The Government Office for the North West will publish the latest planning blueprint for local authorities, the Regional Spatial Strategy, on 30 September.
The statutory document is expected to increase marginally the housing targets for the region to over 23,000 units a year in response to growing demand. The move will largely undo the strict constraints that have imposed a moratorium on new housing applications in around half of the region's council areas in recent years.
However, the collapse in the residential development market caused by the freeze on mortgage lending makes the timing of such a relaxation bitterly ironic.
Steven Abbott, an independent North West planning consultant, said: "Over the past five years, in much of the region, house builders and land owners have been adversely affected by moratoria on new residential permissions. This has stymied development and collapsed initiative on a massive scale. Unfortunately however, RSS eases the situation just when there are unprecedented collapses in the housing market and land values.

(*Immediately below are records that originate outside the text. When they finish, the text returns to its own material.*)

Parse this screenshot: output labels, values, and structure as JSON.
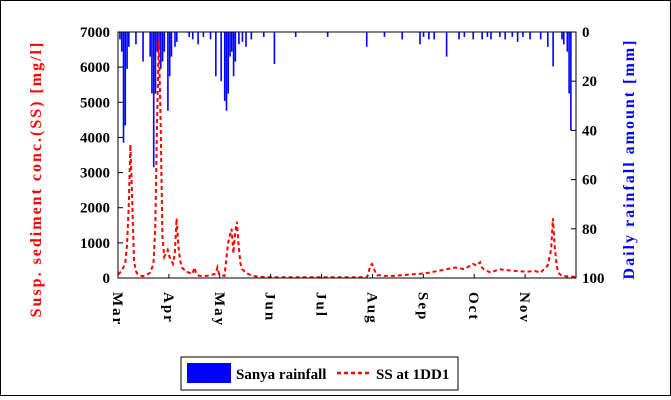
{
  "chart_data": {
    "type": "bar+line",
    "categories": [
      "Mar",
      "Apr",
      "May",
      "Jun",
      "Jul",
      "Aug",
      "Sep",
      "Oct",
      "Nov"
    ],
    "y_left": {
      "label": "Susp. sediment conc.(SS) [mg/l]",
      "ylim": [
        0,
        7000
      ],
      "ticks": [
        0,
        1000,
        2000,
        3000,
        4000,
        5000,
        6000,
        7000
      ],
      "tick_labels": [
        "0",
        "1000",
        "2000",
        "3000",
        "4000",
        "5000",
        "6000",
        "7000"
      ]
    },
    "y_right": {
      "label": "Daily rainfall amount [mm]",
      "ylim": [
        0,
        100
      ],
      "inverted": true,
      "ticks": [
        0,
        20,
        40,
        60,
        80,
        100
      ],
      "tick_labels": [
        "0",
        "20",
        "40",
        "60",
        "80",
        "100"
      ]
    },
    "xlim": [
      0,
      258
    ],
    "grid": false,
    "legend_position": "bottom-center",
    "series": [
      {
        "name": "Sanya rainfall",
        "kind": "bar",
        "axis": "right",
        "color": "#0000ff",
        "x": [
          1,
          2,
          3,
          4,
          5,
          6,
          10,
          14,
          18,
          19,
          20,
          21,
          22,
          23,
          24,
          25,
          26,
          28,
          29,
          30,
          32,
          33,
          40,
          42,
          45,
          48,
          52,
          55,
          58,
          60,
          61,
          62,
          63,
          64,
          65,
          66,
          68,
          70,
          72,
          75,
          82,
          88,
          100,
          118,
          140,
          150,
          160,
          170,
          172,
          175,
          178,
          185,
          192,
          195,
          200,
          205,
          208,
          210,
          215,
          218,
          222,
          225,
          228,
          232,
          238,
          242,
          245,
          250,
          251,
          253,
          254,
          255
        ],
        "values": [
          3,
          8,
          45,
          38,
          15,
          6,
          5,
          12,
          10,
          25,
          55,
          25,
          8,
          6,
          15,
          12,
          8,
          32,
          18,
          10,
          6,
          4,
          2,
          3,
          5,
          2,
          3,
          18,
          20,
          28,
          32,
          25,
          10,
          8,
          18,
          12,
          5,
          4,
          6,
          3,
          2,
          13,
          2,
          2,
          6,
          2,
          3,
          5,
          2,
          3,
          3,
          10,
          3,
          2,
          3,
          3,
          2,
          3,
          2,
          3,
          2,
          4,
          2,
          3,
          3,
          6,
          14,
          3,
          5,
          8,
          25,
          40
        ]
      },
      {
        "name": "SS at 1DD1",
        "kind": "line",
        "axis": "left",
        "color": "#ff0000",
        "dash": "dashed",
        "x": [
          0,
          2,
          4,
          5,
          6,
          7,
          8,
          9,
          10,
          11,
          12,
          14,
          16,
          18,
          20,
          21,
          22,
          23,
          24,
          25,
          26,
          27,
          28,
          29,
          30,
          31,
          32,
          33,
          34,
          35,
          36,
          38,
          40,
          42,
          43,
          44,
          45,
          46,
          48,
          50,
          55,
          56,
          57,
          58,
          60,
          62,
          64,
          65,
          66,
          67,
          68,
          69,
          70,
          72,
          74,
          76,
          80,
          90,
          110,
          130,
          140,
          141,
          142,
          143,
          144,
          145,
          146,
          148,
          150,
          155,
          160,
          165,
          170,
          175,
          180,
          185,
          190,
          195,
          200,
          202,
          204,
          205,
          206,
          208,
          210,
          212,
          215,
          220,
          225,
          230,
          235,
          238,
          240,
          242,
          244,
          245,
          246,
          247,
          248,
          250,
          252,
          255,
          258
        ],
        "values": [
          100,
          200,
          400,
          900,
          2000,
          3800,
          2200,
          500,
          200,
          120,
          80,
          50,
          80,
          150,
          400,
          1500,
          4500,
          6800,
          4500,
          1200,
          600,
          700,
          800,
          600,
          500,
          400,
          700,
          1700,
          900,
          500,
          300,
          200,
          150,
          120,
          300,
          150,
          80,
          60,
          60,
          60,
          120,
          300,
          100,
          80,
          60,
          1000,
          1400,
          700,
          1300,
          1600,
          900,
          400,
          250,
          150,
          100,
          60,
          30,
          20,
          20,
          20,
          20,
          100,
          350,
          400,
          300,
          150,
          80,
          80,
          60,
          60,
          80,
          100,
          120,
          150,
          200,
          250,
          300,
          250,
          400,
          350,
          450,
          300,
          250,
          200,
          150,
          200,
          250,
          220,
          200,
          180,
          200,
          150,
          250,
          350,
          800,
          1700,
          900,
          400,
          150,
          60,
          50,
          40,
          30
        ]
      }
    ]
  }
}
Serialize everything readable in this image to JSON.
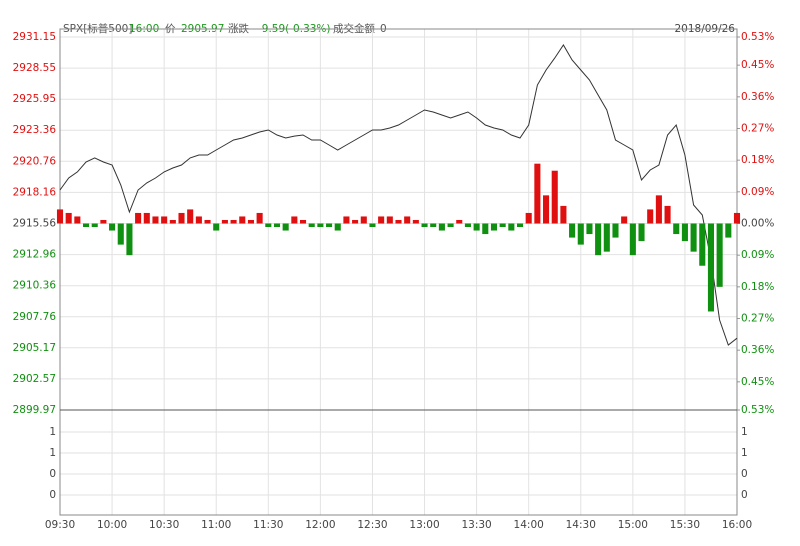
{
  "chart_data": {
    "type": "line",
    "header": [
      {
        "text": "SPX[标普500]",
        "color": "#555"
      },
      {
        "text": "16:00",
        "color": "#1a9a1a"
      },
      {
        "text": "价",
        "color": "#555"
      },
      {
        "text": "2905.97",
        "color": "#1a9a1a"
      },
      {
        "text": "涨跌",
        "color": "#555"
      },
      {
        "text": "-9.59(-0.33%)",
        "color": "#1a9a1a"
      },
      {
        "text": "成交金额",
        "color": "#555"
      },
      {
        "text": "0",
        "color": "#555"
      }
    ],
    "date": "2018/09/26",
    "categories": [
      "09:30",
      null,
      null,
      null,
      null,
      null,
      "10:00",
      null,
      null,
      null,
      null,
      null,
      "10:30",
      null,
      null,
      null,
      null,
      null,
      "11:00",
      null,
      null,
      null,
      null,
      null,
      "11:30",
      null,
      null,
      null,
      null,
      null,
      "12:00",
      null,
      null,
      null,
      null,
      null,
      "12:30",
      null,
      null,
      null,
      null,
      null,
      "13:00",
      null,
      null,
      null,
      null,
      null,
      "13:30",
      null,
      null,
      null,
      null,
      null,
      "14:00",
      null,
      null,
      null,
      null,
      null,
      "14:30",
      null,
      null,
      null,
      null,
      null,
      "15:00",
      null,
      null,
      null,
      null,
      null,
      "15:30",
      null,
      null,
      null,
      null,
      null,
      "16:00"
    ],
    "series": [
      {
        "color": "#333333",
        "values": [
          2918.36,
          2919.36,
          2919.87,
          2920.7,
          2921.04,
          2920.7,
          2920.45,
          2918.78,
          2916.52,
          2918.36,
          2918.95,
          2919.36,
          2919.87,
          2920.2,
          2920.45,
          2921.04,
          2921.29,
          2921.29,
          2921.7,
          2922.12,
          2922.54,
          2922.71,
          2922.96,
          2923.21,
          2923.38,
          2922.96,
          2922.71,
          2922.87,
          2922.96,
          2922.54,
          2922.54,
          2922.12,
          2921.7,
          2922.12,
          2922.54,
          2922.96,
          2923.38,
          2923.38,
          2923.54,
          2923.79,
          2924.21,
          2924.63,
          2925.05,
          2924.88,
          2924.63,
          2924.38,
          2924.63,
          2924.88,
          2924.38,
          2923.79,
          2923.54,
          2923.38,
          2922.96,
          2922.71,
          2923.79,
          2927.14,
          2928.39,
          2929.39,
          2930.48,
          2929.23,
          2928.39,
          2927.56,
          2926.3,
          2925.05,
          2922.54,
          2922.12,
          2921.7,
          2919.2,
          2920.03,
          2920.45,
          2922.96,
          2923.79,
          2921.29,
          2917.11,
          2916.27,
          2912.51,
          2907.49,
          2905.4,
          2905.97
        ]
      },
      {
        "type": "bar",
        "axis": "y2",
        "up_color": "#e01010",
        "down_color": "#109010",
        "values": [
          0.04,
          0.03,
          0.02,
          -0.01,
          -0.01,
          0.01,
          -0.02,
          -0.06,
          -0.09,
          0.03,
          0.03,
          0.02,
          0.02,
          0.01,
          0.03,
          0.04,
          0.02,
          0.01,
          -0.02,
          0.01,
          0.01,
          0.02,
          0.01,
          0.03,
          -0.01,
          -0.01,
          -0.02,
          0.02,
          0.01,
          -0.01,
          -0.01,
          -0.01,
          -0.02,
          0.02,
          0.01,
          0.02,
          -0.01,
          0.02,
          0.02,
          0.01,
          0.02,
          0.01,
          -0.01,
          -0.01,
          -0.02,
          -0.01,
          0.01,
          -0.01,
          -0.02,
          -0.03,
          -0.02,
          -0.01,
          -0.02,
          -0.01,
          0.03,
          0.17,
          0.08,
          0.15,
          0.05,
          -0.04,
          -0.06,
          -0.03,
          -0.09,
          -0.08,
          -0.04,
          0.02,
          -0.09,
          -0.05,
          0.04,
          0.08,
          0.05,
          -0.03,
          -0.05,
          -0.08,
          -0.12,
          -0.25,
          -0.18,
          -0.04,
          0.03
        ]
      }
    ],
    "ylim": [
      2899.97,
      2931.15
    ],
    "yticks": [
      2931.15,
      2928.55,
      2925.95,
      2923.36,
      2920.76,
      2918.16,
      2915.56,
      2912.96,
      2910.36,
      2907.76,
      2905.17,
      2902.57,
      2899.97
    ],
    "y2lim": [
      -0.53,
      0.53
    ],
    "y2ticks": [
      {
        "value": 0.53,
        "label": "0.53%"
      },
      {
        "value": 0.45,
        "label": "0.45%"
      },
      {
        "value": 0.36,
        "label": "0.36%"
      },
      {
        "value": 0.27,
        "label": "0.27%"
      },
      {
        "value": 0.18,
        "label": "0.18%"
      },
      {
        "value": 0.09,
        "label": "0.09%"
      },
      {
        "value": 0,
        "label": "0.00%"
      },
      {
        "value": -0.09,
        "label": "0.09%"
      },
      {
        "value": -0.18,
        "label": "0.18%"
      },
      {
        "value": -0.27,
        "label": "0.27%"
      },
      {
        "value": -0.36,
        "label": "0.36%"
      },
      {
        "value": -0.45,
        "label": "0.45%"
      },
      {
        "value": -0.53,
        "label": "0.53%"
      }
    ],
    "volume_yticks": [
      1,
      1,
      0,
      0
    ],
    "grid": true
  }
}
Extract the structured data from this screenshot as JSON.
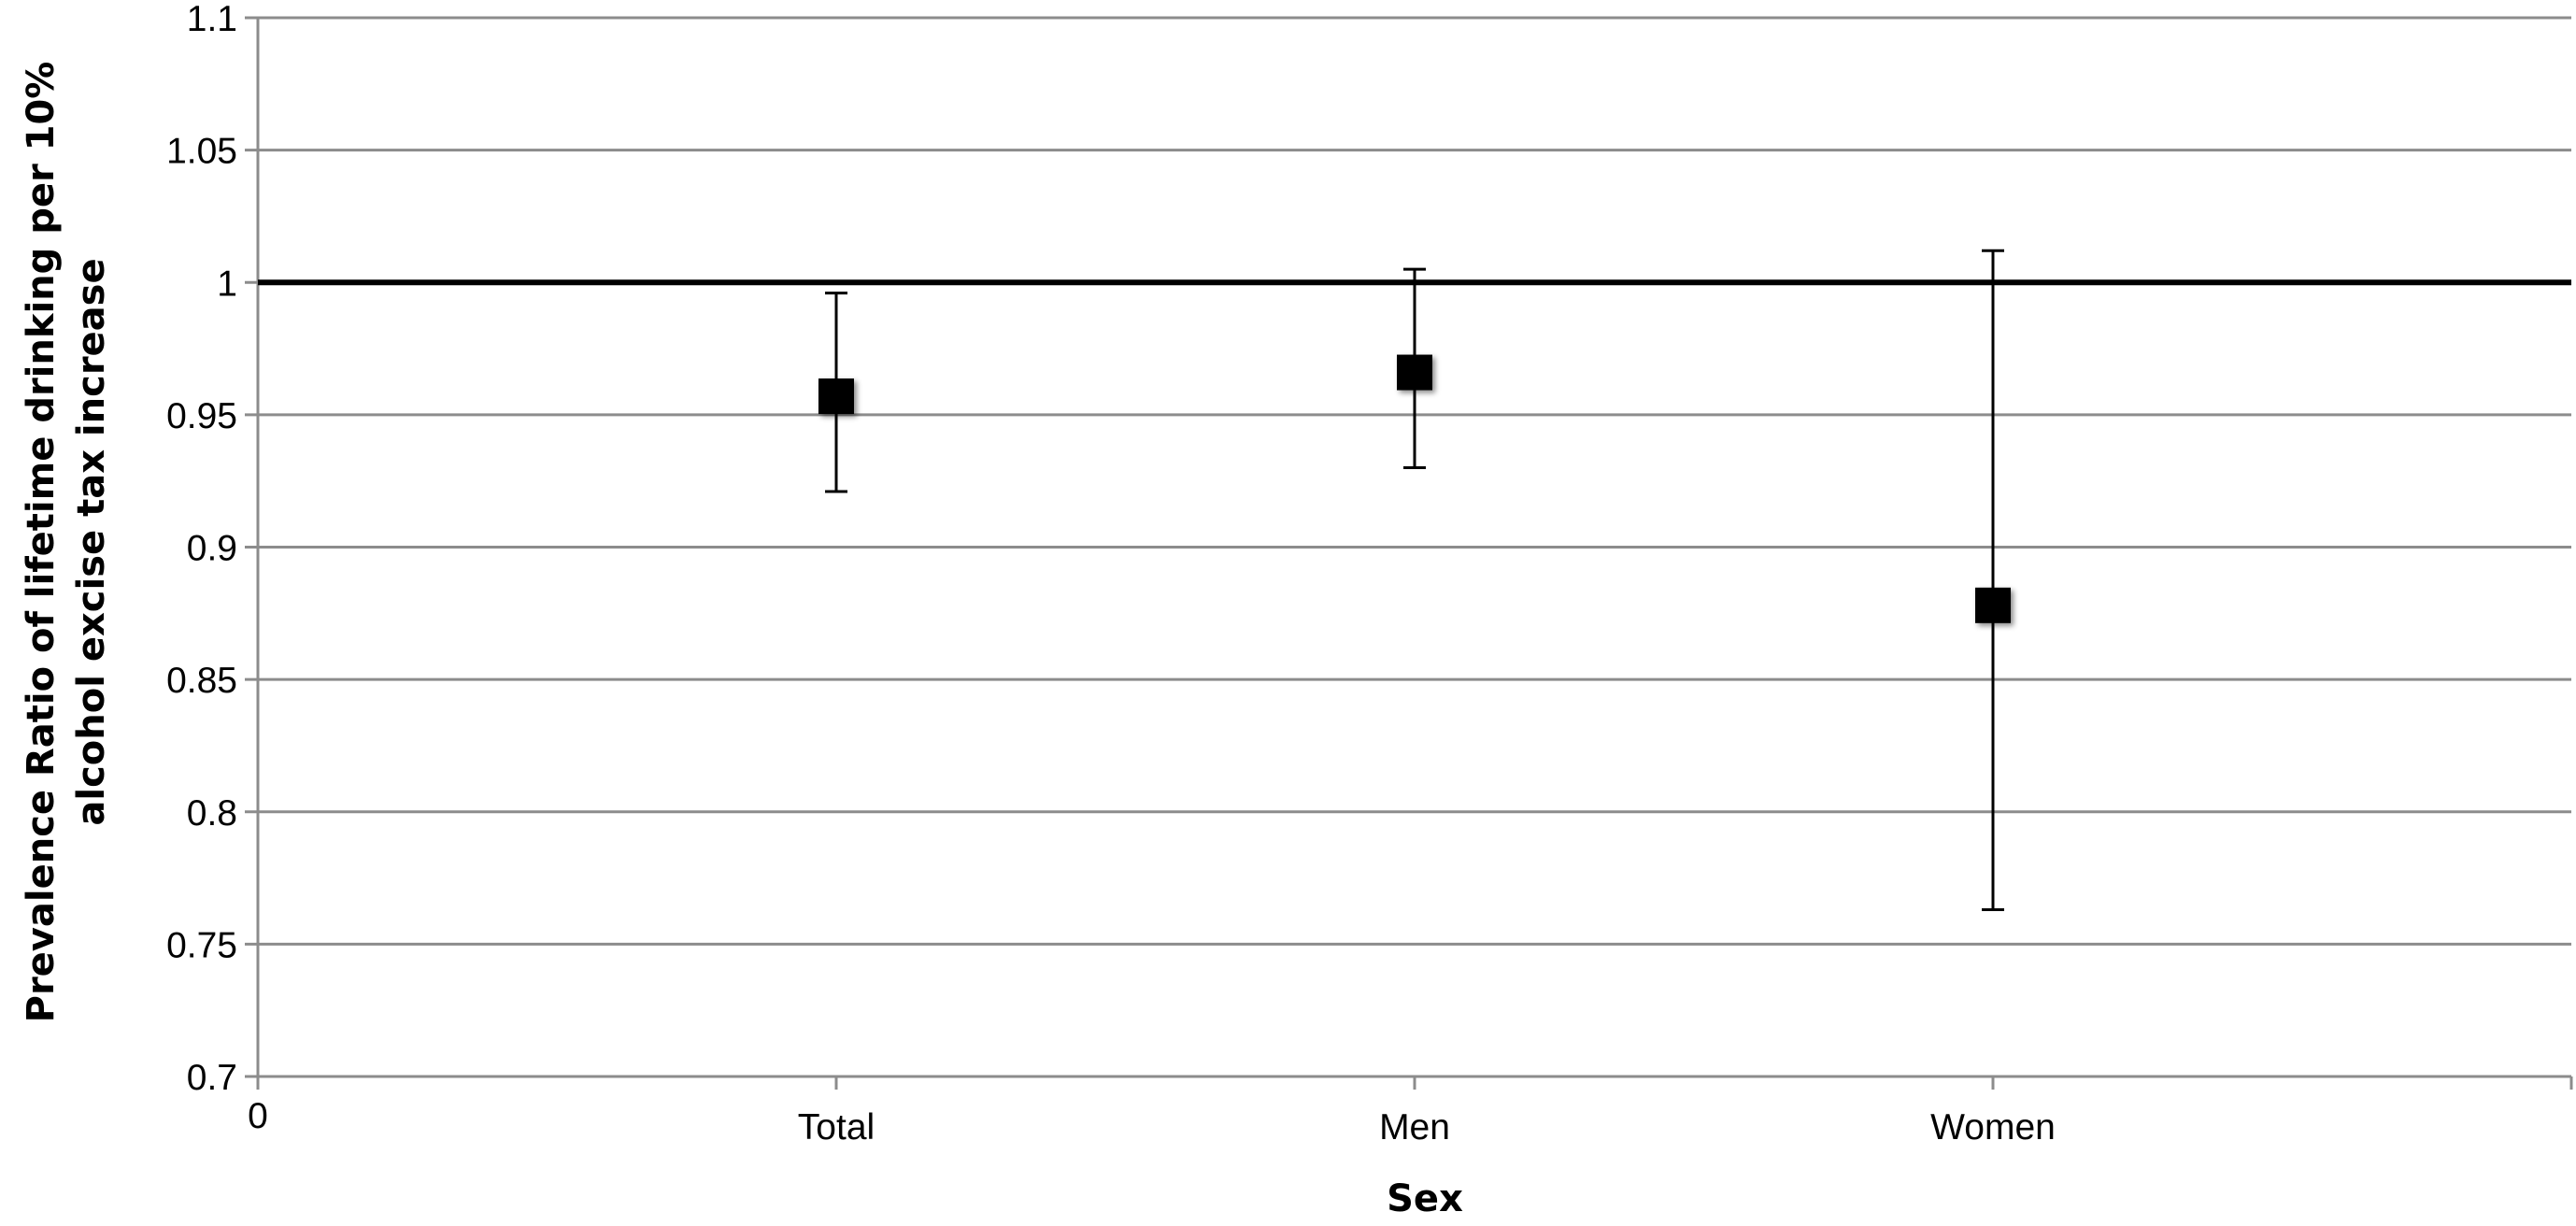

"The result is a conundrum, as the Government requires the construction or formation of millions of new homes by 2020 just when house builders have to contract significantly across the UK."
The new RSS also encourages local authorities not to set a ceiling on housing targets, another move likely to be welcomed by residential developers.
Planners and developers will be watching to see how the latest round of housing growth points are knitted into the figures. Greater Manchester, Mersey Heartlands, Halton, St Helens, Warrington, Knowsley, Central Lancashire and Blackpool, Carlisle and West Cheshire are all being given spatial status to build extra homes at a more rapid rate than other areas.